NCAA Intends to Adopt New Legislation in January Creating “Uniform, Modernized” Transfer Rules

By Kevin Harrish on May 20, 2020 at 8:18 pm
NCAA Transfer Rules are Changing.

A one-time transfer exception won't be coming to all sports for this athletic season, but changes are on the horizon.

The Division I Council announced on Wednesday that it intends to adopt new legislation by January "creating uniform, modernized rules governing eligibility after transfer for student-athletes in all sports."

Previously, the NCAA's Transfer Waiver Working Group proposed a similar change through the waiver process – which could have allowed the one-time transfer exception to go into effect for the upcoming academic year – but last month the NCAA Division I Board of Directors indicated it preferred a legislative change after determining that the waiver process was “never designed to accommodate sustained requests for relief from a rule without actually changing the rule.”

“The transfer environment has long been an issue of much discussion in Division I. The Division I Council is committed to a uniform and equitable approach to transfer rules that considers student-athlete well- being and the opportunities available after transfer,” said council chair M. Grace Calhoun. “We will not simply change the rule, but we will consider a comprehensive package designed to address the multiple complexities involved.”
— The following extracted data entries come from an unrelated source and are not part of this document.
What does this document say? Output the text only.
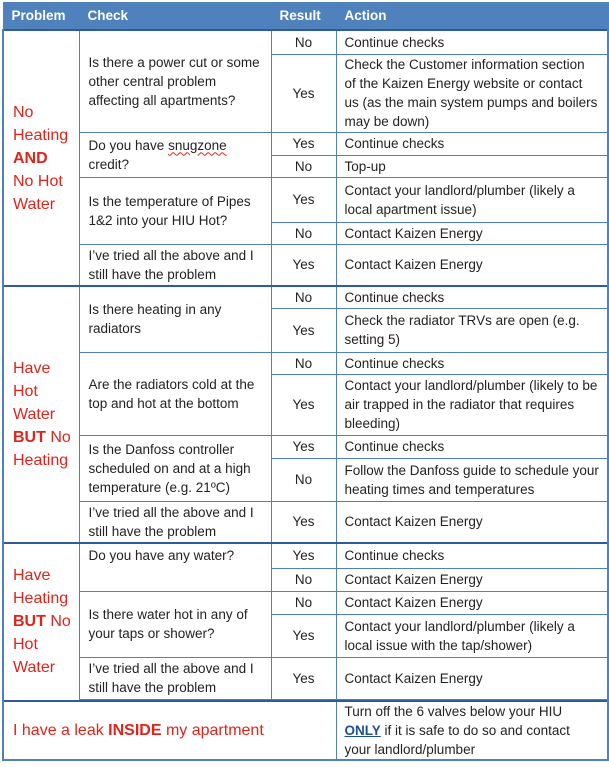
Problem	Check	Result	Action
No Heating
AND
No Hot Water	Is there a power cut or some other central problem affecting all apartments?	No	Continue checks
		Yes	Check the Customer information section of the Kaizen Energy website or contact us (as the main system pumps and boilers may be down)
	Do you have snugzone credit?	Yes	Continue checks
		No	Top-up
	Is the temperature of Pipes 1&2 into your HIU Hot?	Yes	Contact your landlord/plumber (likely a local apartment issue)
		No	Contact Kaizen Energy
	I’ve tried all the above and I still have the problem	Yes	Contact Kaizen Energy
Have Hot Water
BUT No Heating	Is there heating in any radiators	No	Continue checks
		Yes	Check the radiator TRVs are open (e.g. setting 5)
	Are the radiators cold at the top and hot at the bottom	No	Continue checks
		Yes	Contact your landlord/plumber (likely to be air trapped in the radiator that requires bleeding)
	Is the Danfoss controller scheduled on and at a high temperature (e.g. 21ºC)	Yes	Continue checks
		No	Follow the Danfoss guide to schedule your heating times and temperatures
	I’ve tried all the above and I still have the problem	Yes	Contact Kaizen Energy
Have Heating
BUT No Hot Water	Do you have any water?	Yes	Continue checks
		No	Contact Kaizen Energy
	Is there water hot in any of your taps or shower?	No	Contact Kaizen Energy
		Yes	Contact your landlord/plumber (likely a local issue with the tap/shower)
	I’ve tried all the above and I still have the problem	Yes	Contact Kaizen Energy

I have a leak INSIDE my apartment			Turn off the 6 valves below your HIU ONLY if it is safe to do so and contact your landlord/plumber
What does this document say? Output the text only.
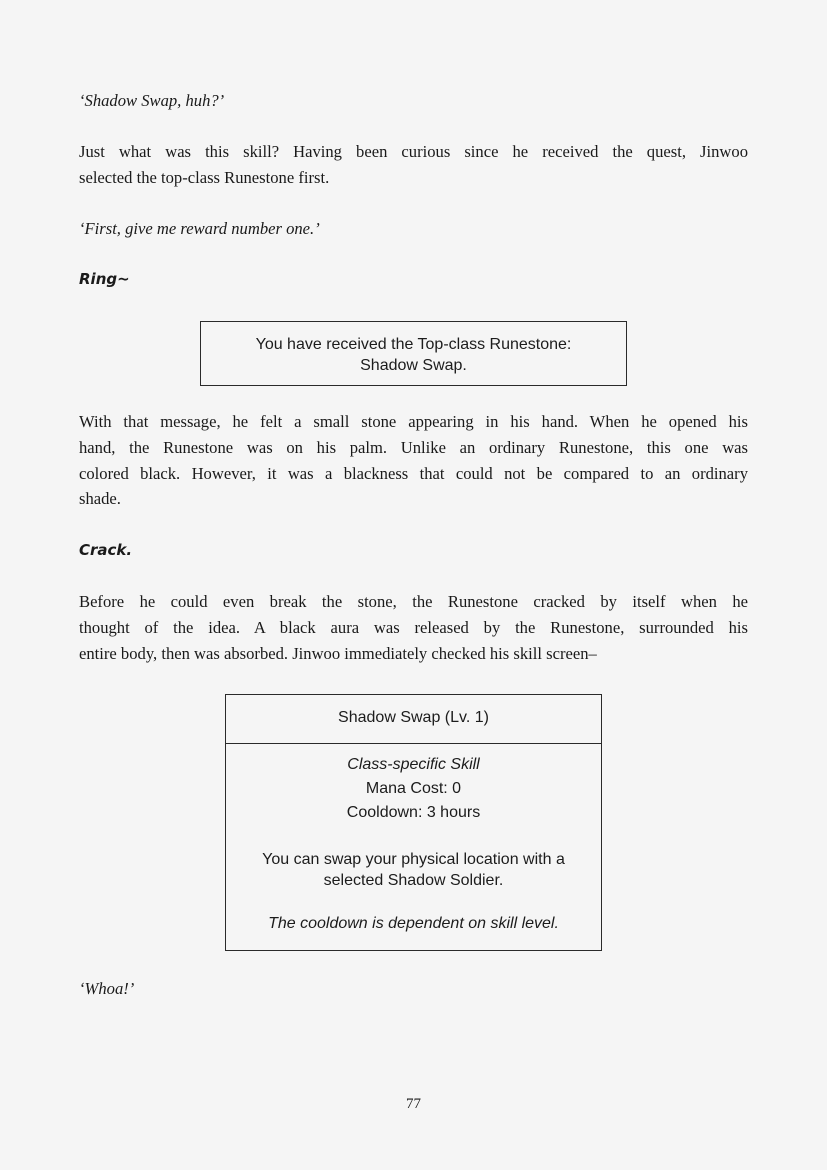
‘Shadow Swap, huh?’
Just what was this skill? Having been curious since he received the quest, Jinwoo
selected the top-class Runestone first.
‘First, give me reward number one.’
Ring~
You have received the Top-class Runestone:
Shadow Swap.
With that message, he felt a small stone appearing in his hand. When he opened his
hand, the Runestone was on his palm. Unlike an ordinary Runestone, this one was
colored black. However, it was a blackness that could not be compared to an ordinary
shade.
Crack.
Before he could even break the stone, the Runestone cracked by itself when he
thought of the idea. A black aura was released by the Runestone, surrounded his
entire body, then was absorbed. Jinwoo immediately checked his skill screen–
Shadow Swap (Lv. 1)
Class-specific Skill
Mana Cost: 0
Cooldown: 3 hours
You can swap your physical location with a
selected Shadow Soldier.
The cooldown is dependent on skill level.
‘Whoa!’
77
The legislation's goal is to bring uniform transfer rules across all 25 NCAA sports. Under the current rules, student-athletes in football, men's and women's basketball, baseball and men's hockey must sit out a year after a transfer to another Division I program, unless they are granted a waiver from the NCAA or are a graduate transfer. The NCAA's 20 other sports, however, already allow a one-time transfer without sitting out.

“The Transfer Waiver Working Group members are ready to assist as the division works toward developing a comprehensive solution,” working group chair Jon Steinbrecher said. “We have developed a detailed understanding of the waiver process and believe that knowledge will be valuable as the division moves toward a permanent legislative solution.”